Kinshasa — Le gouvernement de la République démocratique du Congo rejette les nominations effectuées par l’AFC/M23 à la tête de plusieurs établissements d’enseignement supérieur dans les villes de Goma et Bukavu, actuellement sous contrôle du mouvement rebelle.
Selon les informations rapportées par Radio Okapi le 10 août 2026, le mouvement aurait procédé à la désignation de responsables dans plusieurs institutions universitaires, une démarche que les autorités congolaises considèrent comme dépourvue de base légale.
Kinshasa conteste la légalité des nominations
Pour les autorités congolaises, les nominations opérées par l’AFC/M23 ne peuvent produire d’effets juridiques, les établissements concernés relevant de l’organisation administrative et académique de la République.
Cette position intervient alors que le mouvement rebelle poursuit la mise en place de structures administratives dans les territoires qu’il contrôle dans l’Est de la RDC.
Le gouvernement entend ainsi réaffirmer son autorité sur le secteur de l’enseignement supérieur, considéré comme un domaine relevant exclusivement des institutions étatiques légalement établies.

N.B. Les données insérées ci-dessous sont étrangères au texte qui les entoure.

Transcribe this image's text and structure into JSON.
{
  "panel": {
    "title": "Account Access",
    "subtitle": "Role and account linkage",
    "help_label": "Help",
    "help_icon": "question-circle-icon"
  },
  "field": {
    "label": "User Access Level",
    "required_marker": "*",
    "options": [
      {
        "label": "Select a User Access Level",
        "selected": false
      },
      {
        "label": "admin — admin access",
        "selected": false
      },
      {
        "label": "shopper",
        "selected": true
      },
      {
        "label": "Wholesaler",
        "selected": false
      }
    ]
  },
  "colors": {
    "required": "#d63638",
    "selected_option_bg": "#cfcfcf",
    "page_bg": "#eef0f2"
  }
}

Dix établissements concernés
Les nominations concernent dix établissements d’enseignement supérieur situés à Goma et Bukavu, selon les informations disponibles.
Cette initiative intervient dans un contexte particulièrement sensible pour le système éducatif dans les zones contrôlées par l’AFC/M23. Depuis plusieurs mois, le mouvement cherche à mettre en place ses propres mécanismes de gestion administrative, notamment dans le secteur de l’éducation.
En juillet dernier, Radio Okapi rapportait déjà que l’AFC/M23 avait annoncé de nouvelles règles concernant la gestion administrative et financière des établissements scolaires dans certaines zones du Sud-Lubero.
Une nouvelle bataille autour de l’administration des territoires contrôlés
Au-delà de la question universitaire, ces nominations illustrent la confrontation entre deux logiques d’autorité dans les territoires contrôlés par l’AFC/M23.
D’un côté, le gouvernement central continue de considérer les institutions installées par le mouvement comme illégales. De l’autre, l’AFC/M23 cherche progressivement à structurer une administration dans les zones placées sous son contrôle.
L’éducation et l’enseignement supérieur deviennent ainsi des secteurs importants dans cette bataille institutionnelle, avec des conséquences potentielles pour les étudiants, les enseignants et le fonctionnement des établissements concernés.
Quelle conséquence pour les étudiants ?
La situation pourrait soulever des interrogations sur la continuité administrative et académique des établissements concernés, notamment concernant la reconnaissance des décisions prises par les responsables désignés par l’AFC/M23.
Pour les étudiants et les membres du personnel académique, l’enjeu est de savoir dans quelle mesure ces institutions pourront continuer à fonctionner normalement dans un environnement marqué par le conflit et la contestation de l’autorité administrative.
À ce stade, Kinshasa maintient donc sa position : les nominations opérées par l’AFC/M23 ne sont pas reconnues par le gouvernement congolais.
Cette nouvelle controverse intervient alors que la crise sécuritaire dans l’Est de la RDC continue de se traduire par une profonde perturbation des structures administratives et sociales dans les zones sous contrôle du mouvement.